The Role of Veeam Kasten in Supporting Migrated Workloads

It will likely come as no surprise that I’d highlight backup and disaster recovery in this blog; after all, we are a data-protection company. And while I’m positioning this section at the end of this piece, it really should be considered much earlier in the process — really back in the platform selection and pre-migration planning phases.
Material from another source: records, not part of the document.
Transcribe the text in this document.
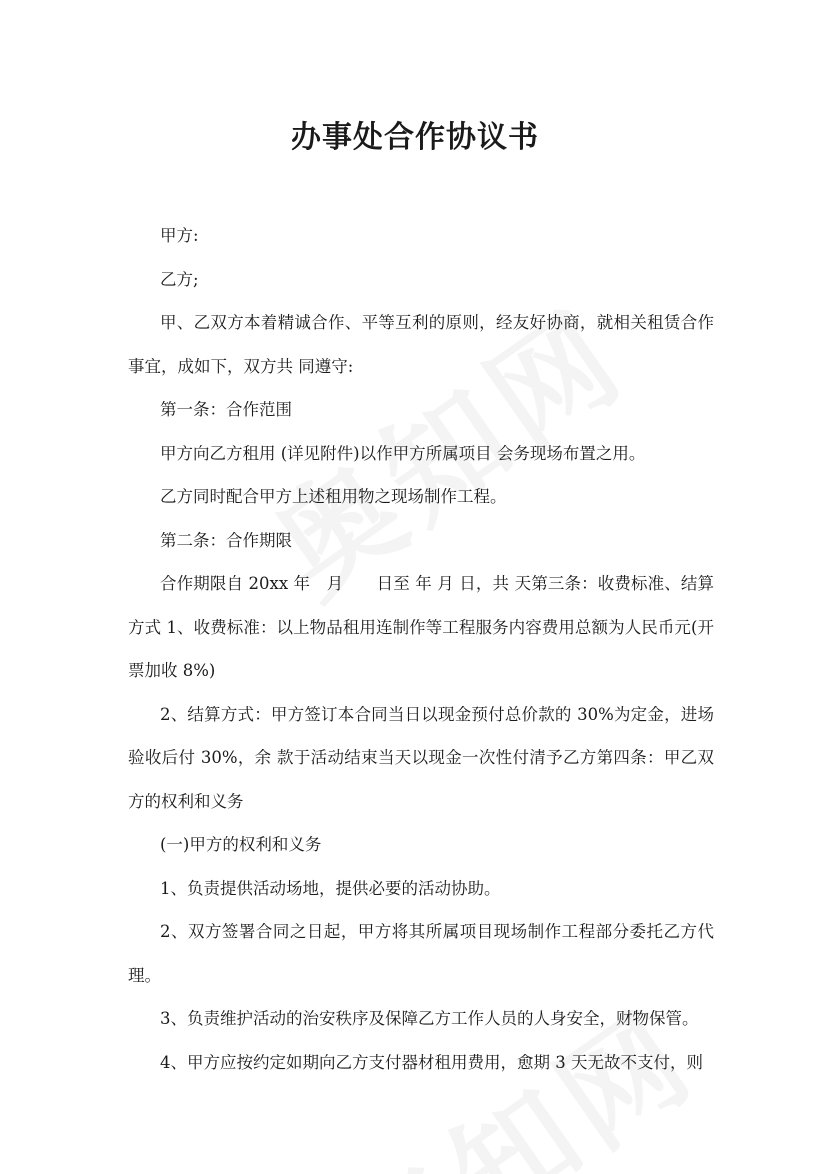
办事处合作协议书

甲方:

乙方;

甲、乙双方本着精诚合作、平等互利的原则，经友好协商，就相关租赁合作事宜，成如下，双方共 同遵守:

第一条：合作范围

甲方向乙方租用 (详见附件)以作甲方所属项目 会务现场布置之用。

乙方同时配合甲方上述租用物之现场制作工程。

第二条：合作期限

合作期限自 20xx 年　月　　日至 年 月 日，共 天第三条：收费标准、结算方式 1、收费标准：以上物品租用连制作等工程服务内容费用总额为人民币元(开票加收 8%)

2、结算方式：甲方签订本合同当日以现金预付总价款的 30%为定金，进场验收后付 30%，余 款于活动结束当天以现金一次性付清予乙方第四条：甲乙双方的权利和义务

(一)甲方的权利和义务

1、负责提供活动场地，提供必要的活动协助。

2、双方签署合同之日起，甲方将其所属项目现场制作工程部分委托乙方代理。

3、负责维护活动的治安秩序及保障乙方工作人员的人身安全，财物保管。

4、甲方应按约定如期向乙方支付器材租用费用，愈期 3 天无故不支付，则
Recall how we highlighted in the Industry Challenges section that some software, tooling, and processes could be leveraged in the new platform, and some would need to be reconfigured or redefined? Data protection is certainly one of them. And the good news is that no matter what path you choose or platform you select, Veeam has your back.

If you decide on Red Hat OpenShift as the best path forward to accommodate VM and cloud-native workloads on a single platform (which would be an excellent decision, by the way), you’ll likely want to consider Veeam Kasten as the means by which to protect these diverse workloads. And just like Veeam Data Platform, Veeam Kasten is a leader in the space, recently achieving “Outperformer” status in the GigaOm Radar for Kubernetes Data Protection for the sixth year in a row!

If you are an existing Veeam Data Platform customer, you can leverage your existing VBR server and backup repositories within Kasten; alternatively, it supports object lock for any S3-compatible storage. And later this year, Veeam Backup & Replication will release agent-based VM backup for OpenShift Virtualization VMs, as an option for organizations only looking to lift and shift. And last, but not least, Kasten can fully leverage Veeam Vault as a backup target, to ensure your organization’s VM and container data are safe from ransomware attack. As for primary storage, Kasten supports any storage array or hyperconverged architecture with a CSI driver that supports volumeSnapshot capabilities.

It’s worth mentioning that Kasten is one of only a few OpenShift Virtualization backup solutions that offer block mode disk backups, allowing you and your organization to leverage the most performant VM storage, rather than having to architect around using Filesystem mode disks for your OpenShift Virtualization VMs. Furthermore, unlike other backup solutions, Kasten offers incremental backup capabilities along with built-in deduplication and encryption for VMs, helping to optimize backup and recovery performance as well as minimizing backup storage footprint.

In addition to data protection, Kasten also offers application and VM mobility, allowing you to move a VM or containerized application from one cluster to the next, even if the clusters use different underlying storage. A great example of this in the Disaster Recovery hot/warm use case highlighted in the Veeam Kasten and Red Hat OpenShift Virtualization Reference Architecture, where an on-premises Bare Metal OpenShift cluster serves as the primary site and a scaled-down Red Hat OpenShift in AWS (ROSA) cluster serves as a disaster recovery site.

Conclusion

Red Hat OpenShift Virtualization is emerging as a leading next-generation platform. With its ability to host both VM and cloud-native workloads, it can serve as a single platform for all workloads. Organizations can minimize licensing costs, consolidate operations, and better embrace cloud-native architecture — all with enterprise support. With Red Hat’s OpenShift Virtualization operator and Migration Toolkit for Virtualization, organizations can easily migrate their VMWare vSphere to Red Hat OpenShift after a bit of planning and preparation. And for those enterprises looking for help, Red Hat Services or Global System Integrators are at the ready to assist.

And once migrated, Veeam has your back with a future-proof and enterprise-grade data protection solution.